In November of this year, I attended the 24th Large Installation System Administration (LISA) Conference in San Jose, CA. LISA is an annual technical conference sponsored by USENIX: the Advanced Computing Systems Association.
On Friday, November 12th, I spoke at a “Guru Is In” session on “Security” where I was able to facilitate a discussion with all levels of system administrators (and an auditor) about compliancy versus security. We had a lively exchange of views and information.
I also had an opportunity to speak with John Arrasjid, a USENIX Director and Principal Architect at VMware. We talked about operating system security, cloud computing, and next year's LISA to be held in Boston, Massachusetts.
I really like LISA and USENIX. For one thing, the atmosphere is engaging but relaxed. Even though it comprises some of the best minds in the industry, there is no pretentiousness but rather a willingness to share ideas and experiences.
Outsiders would probably consider this eclectic blend of personalities and skill sets as strange whereas, the rest of us just consider it a comfortable environment which fosters an exchange of ideas.

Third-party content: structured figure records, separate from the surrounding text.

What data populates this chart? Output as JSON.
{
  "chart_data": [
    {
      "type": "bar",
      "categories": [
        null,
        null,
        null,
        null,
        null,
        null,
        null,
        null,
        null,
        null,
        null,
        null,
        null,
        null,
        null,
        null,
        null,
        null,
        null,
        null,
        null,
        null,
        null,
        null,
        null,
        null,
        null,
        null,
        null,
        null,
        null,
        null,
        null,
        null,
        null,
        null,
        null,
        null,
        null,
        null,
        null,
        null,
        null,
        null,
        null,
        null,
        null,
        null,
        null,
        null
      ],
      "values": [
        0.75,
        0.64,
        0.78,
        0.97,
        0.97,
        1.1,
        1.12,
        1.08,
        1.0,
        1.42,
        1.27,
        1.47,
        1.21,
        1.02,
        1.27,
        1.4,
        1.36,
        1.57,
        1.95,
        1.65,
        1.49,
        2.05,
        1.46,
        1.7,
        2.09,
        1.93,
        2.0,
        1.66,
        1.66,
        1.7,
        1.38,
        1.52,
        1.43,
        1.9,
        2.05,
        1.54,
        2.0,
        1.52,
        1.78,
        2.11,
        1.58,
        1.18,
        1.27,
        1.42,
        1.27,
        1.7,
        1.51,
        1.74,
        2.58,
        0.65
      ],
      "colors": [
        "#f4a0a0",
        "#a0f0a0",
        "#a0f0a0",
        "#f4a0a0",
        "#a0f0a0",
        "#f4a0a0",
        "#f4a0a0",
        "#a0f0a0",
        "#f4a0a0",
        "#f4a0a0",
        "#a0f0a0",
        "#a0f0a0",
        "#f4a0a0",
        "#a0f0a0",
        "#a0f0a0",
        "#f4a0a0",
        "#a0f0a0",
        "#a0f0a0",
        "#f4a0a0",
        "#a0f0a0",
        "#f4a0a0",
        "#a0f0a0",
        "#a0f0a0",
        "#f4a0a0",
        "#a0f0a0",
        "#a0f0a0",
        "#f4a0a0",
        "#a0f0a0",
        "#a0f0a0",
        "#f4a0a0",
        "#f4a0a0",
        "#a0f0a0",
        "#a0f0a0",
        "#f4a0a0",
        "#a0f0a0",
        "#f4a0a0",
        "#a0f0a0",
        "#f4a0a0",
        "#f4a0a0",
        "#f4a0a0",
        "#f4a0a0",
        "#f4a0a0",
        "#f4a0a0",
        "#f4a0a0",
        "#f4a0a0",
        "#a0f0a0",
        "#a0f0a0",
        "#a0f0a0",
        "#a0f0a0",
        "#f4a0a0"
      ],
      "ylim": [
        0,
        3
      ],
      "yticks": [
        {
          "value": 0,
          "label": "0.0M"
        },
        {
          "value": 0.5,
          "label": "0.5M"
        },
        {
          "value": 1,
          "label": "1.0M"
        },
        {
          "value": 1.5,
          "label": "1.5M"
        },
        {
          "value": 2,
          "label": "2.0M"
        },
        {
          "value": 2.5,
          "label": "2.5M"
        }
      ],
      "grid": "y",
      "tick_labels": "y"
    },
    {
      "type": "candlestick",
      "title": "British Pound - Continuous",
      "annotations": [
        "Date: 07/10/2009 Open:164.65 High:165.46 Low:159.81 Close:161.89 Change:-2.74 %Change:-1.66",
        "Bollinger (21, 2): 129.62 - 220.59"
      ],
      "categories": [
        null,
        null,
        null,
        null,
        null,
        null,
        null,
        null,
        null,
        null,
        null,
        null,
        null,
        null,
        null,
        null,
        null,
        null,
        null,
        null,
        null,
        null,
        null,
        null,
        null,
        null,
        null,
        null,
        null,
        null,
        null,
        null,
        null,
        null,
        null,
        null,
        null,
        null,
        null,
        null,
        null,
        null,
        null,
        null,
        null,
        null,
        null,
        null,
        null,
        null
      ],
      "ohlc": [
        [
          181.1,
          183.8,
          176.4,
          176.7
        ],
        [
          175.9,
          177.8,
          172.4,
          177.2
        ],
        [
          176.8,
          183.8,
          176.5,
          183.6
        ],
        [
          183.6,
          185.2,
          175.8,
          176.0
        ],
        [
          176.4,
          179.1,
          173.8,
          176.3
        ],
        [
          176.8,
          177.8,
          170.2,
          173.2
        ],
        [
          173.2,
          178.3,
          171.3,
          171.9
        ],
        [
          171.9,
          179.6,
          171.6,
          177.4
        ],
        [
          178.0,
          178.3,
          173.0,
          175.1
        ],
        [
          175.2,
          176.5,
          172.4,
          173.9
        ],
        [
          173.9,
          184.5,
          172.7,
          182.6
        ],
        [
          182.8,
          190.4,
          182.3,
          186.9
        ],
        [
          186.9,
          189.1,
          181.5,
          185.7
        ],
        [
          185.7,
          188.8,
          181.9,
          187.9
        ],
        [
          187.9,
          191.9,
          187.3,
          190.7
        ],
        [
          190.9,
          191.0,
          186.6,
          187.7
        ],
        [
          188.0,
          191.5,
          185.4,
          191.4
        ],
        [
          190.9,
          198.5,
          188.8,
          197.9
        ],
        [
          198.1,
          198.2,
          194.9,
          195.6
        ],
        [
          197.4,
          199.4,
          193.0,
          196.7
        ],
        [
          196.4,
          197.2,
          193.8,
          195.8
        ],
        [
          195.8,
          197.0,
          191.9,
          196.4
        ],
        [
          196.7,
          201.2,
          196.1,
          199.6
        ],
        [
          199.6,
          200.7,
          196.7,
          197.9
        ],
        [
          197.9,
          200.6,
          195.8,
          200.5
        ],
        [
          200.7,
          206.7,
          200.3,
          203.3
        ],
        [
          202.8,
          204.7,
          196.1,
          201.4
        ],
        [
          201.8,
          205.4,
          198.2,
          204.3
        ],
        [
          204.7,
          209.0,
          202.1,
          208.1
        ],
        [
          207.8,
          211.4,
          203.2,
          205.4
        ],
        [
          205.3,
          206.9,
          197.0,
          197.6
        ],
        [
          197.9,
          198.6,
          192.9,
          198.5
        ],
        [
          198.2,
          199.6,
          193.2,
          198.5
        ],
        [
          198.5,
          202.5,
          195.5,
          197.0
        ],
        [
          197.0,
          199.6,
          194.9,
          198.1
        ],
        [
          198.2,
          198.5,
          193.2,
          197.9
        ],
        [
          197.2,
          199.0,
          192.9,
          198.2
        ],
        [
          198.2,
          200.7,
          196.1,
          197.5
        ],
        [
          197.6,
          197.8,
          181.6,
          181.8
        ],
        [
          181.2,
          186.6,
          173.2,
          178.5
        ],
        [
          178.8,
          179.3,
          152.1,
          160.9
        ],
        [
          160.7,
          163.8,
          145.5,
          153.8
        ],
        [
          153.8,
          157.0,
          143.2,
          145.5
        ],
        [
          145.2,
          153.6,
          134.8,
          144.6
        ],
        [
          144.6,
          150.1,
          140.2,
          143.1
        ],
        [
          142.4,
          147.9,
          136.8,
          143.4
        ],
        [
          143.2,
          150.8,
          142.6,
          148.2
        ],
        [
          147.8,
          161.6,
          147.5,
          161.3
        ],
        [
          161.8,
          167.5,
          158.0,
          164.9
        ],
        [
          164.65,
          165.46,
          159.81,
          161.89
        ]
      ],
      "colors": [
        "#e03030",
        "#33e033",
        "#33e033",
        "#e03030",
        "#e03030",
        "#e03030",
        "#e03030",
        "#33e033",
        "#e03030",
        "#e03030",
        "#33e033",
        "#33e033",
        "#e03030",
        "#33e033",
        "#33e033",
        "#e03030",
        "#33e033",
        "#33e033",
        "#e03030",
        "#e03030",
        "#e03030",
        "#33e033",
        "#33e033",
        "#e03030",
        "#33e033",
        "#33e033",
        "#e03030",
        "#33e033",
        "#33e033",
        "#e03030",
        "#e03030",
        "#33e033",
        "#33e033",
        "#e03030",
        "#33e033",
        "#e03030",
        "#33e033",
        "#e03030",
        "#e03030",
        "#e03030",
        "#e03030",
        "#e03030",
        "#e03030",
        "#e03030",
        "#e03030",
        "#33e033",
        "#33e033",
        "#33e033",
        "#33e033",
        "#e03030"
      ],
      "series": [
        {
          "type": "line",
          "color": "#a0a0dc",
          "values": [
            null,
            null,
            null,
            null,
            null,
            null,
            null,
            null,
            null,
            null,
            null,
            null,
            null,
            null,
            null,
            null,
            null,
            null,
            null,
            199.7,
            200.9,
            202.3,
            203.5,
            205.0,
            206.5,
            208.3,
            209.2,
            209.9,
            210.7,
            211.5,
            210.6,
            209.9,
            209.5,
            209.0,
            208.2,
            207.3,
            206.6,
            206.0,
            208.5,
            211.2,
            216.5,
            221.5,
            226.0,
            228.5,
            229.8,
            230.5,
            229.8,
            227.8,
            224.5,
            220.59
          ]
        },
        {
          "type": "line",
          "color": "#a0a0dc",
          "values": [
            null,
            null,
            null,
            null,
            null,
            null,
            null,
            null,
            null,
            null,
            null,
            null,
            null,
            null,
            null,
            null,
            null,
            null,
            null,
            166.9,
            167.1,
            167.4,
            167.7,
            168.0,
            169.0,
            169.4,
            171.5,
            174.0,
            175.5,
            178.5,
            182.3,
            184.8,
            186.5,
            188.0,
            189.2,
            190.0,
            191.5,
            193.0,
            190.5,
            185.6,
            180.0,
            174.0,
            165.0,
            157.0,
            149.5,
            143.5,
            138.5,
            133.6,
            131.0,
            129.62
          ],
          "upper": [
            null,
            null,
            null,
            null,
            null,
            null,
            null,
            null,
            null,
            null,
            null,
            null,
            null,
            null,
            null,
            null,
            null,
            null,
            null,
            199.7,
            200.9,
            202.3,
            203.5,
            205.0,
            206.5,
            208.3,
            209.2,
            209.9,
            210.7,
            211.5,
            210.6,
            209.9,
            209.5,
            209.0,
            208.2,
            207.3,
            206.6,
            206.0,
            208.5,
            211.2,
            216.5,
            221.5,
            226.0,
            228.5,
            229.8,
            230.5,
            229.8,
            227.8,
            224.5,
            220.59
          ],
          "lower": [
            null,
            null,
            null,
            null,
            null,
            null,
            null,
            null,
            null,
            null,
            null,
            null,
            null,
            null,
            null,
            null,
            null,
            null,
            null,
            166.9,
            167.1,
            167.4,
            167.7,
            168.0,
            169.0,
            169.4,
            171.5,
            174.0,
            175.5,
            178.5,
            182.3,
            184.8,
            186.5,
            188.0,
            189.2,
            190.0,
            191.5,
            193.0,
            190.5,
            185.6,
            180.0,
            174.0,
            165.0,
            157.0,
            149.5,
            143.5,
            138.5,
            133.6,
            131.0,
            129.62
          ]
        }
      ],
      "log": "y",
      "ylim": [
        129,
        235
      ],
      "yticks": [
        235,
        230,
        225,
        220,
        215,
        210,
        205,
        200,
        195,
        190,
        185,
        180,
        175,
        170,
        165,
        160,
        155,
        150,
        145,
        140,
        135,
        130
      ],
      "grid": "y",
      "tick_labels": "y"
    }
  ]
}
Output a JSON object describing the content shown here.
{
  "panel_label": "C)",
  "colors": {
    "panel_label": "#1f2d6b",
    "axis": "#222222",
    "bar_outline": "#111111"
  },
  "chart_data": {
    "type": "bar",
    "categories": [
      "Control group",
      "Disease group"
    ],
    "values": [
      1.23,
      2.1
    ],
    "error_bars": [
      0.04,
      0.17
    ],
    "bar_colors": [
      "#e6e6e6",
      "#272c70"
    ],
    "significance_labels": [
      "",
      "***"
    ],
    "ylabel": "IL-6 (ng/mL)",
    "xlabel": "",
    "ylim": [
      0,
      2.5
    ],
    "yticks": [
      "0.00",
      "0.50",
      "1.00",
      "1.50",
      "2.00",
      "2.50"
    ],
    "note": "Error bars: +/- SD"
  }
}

There is no doubt that cloud computing is a hot topic these days. As an engineer, most of my career has been focused on operating systems and related security.
I find it interesting that some people tend to forget the operating system security fundamentals when it comes to cloud computing, hardware virtualization, and software virtualization.
In the end, it is still an operating system. A SUSE® Linux® instance running under an IBM® Integrated Facility for Linux (IFL) on System z® mainframe deserves the same consideration when it comes to operating system security.
Unused services should and must still be disabled, discretionary access controls tightened, and regular software updates applied. The same holds true when it comes to operating system images deployed in the cloud.
Given today's operational tempo, many organizations tend to quickly provision new operating system instances and virtual machines in order to handle increasing workloads.
When storage technology was growing at an exponential rate, some system administrators would frivolously allocate huge amounts of space as if there was a bottomless pit of resources.
By limiting the ports, services, and installed software on a virtual machine an image will ultimately conserve resources and reduce the attack surface.
Another side effect of rapidly provisioning new operating system images is a varying security state. Consider a standard image which may get deployed over and over.
This image has been “locked down” in accordance with some set of security guidelines. However, if the security guidelines or requirements change, how do organizations consistently reconfigure previously deployed images with the new standards?
One situation I've seen quite often is when an administrator would clone or snapshot an image. Then they apply new security settings to the image.
However, when a failure occurs they restore the image to a previous snapshot which does not include the recently applied security settings.
Technology facilitates today's operational pace however, without disciplined administrators willing to clearly document activities this situation can quickly get a out of control.
It is imperative that processes not be burdensome in order for the administrator to keep up the pace but still clearly understand their current security posture.
Of course, the right automated tools can be a great resource provided they are non-intrusive, easy to use, and perform consistently and reliably.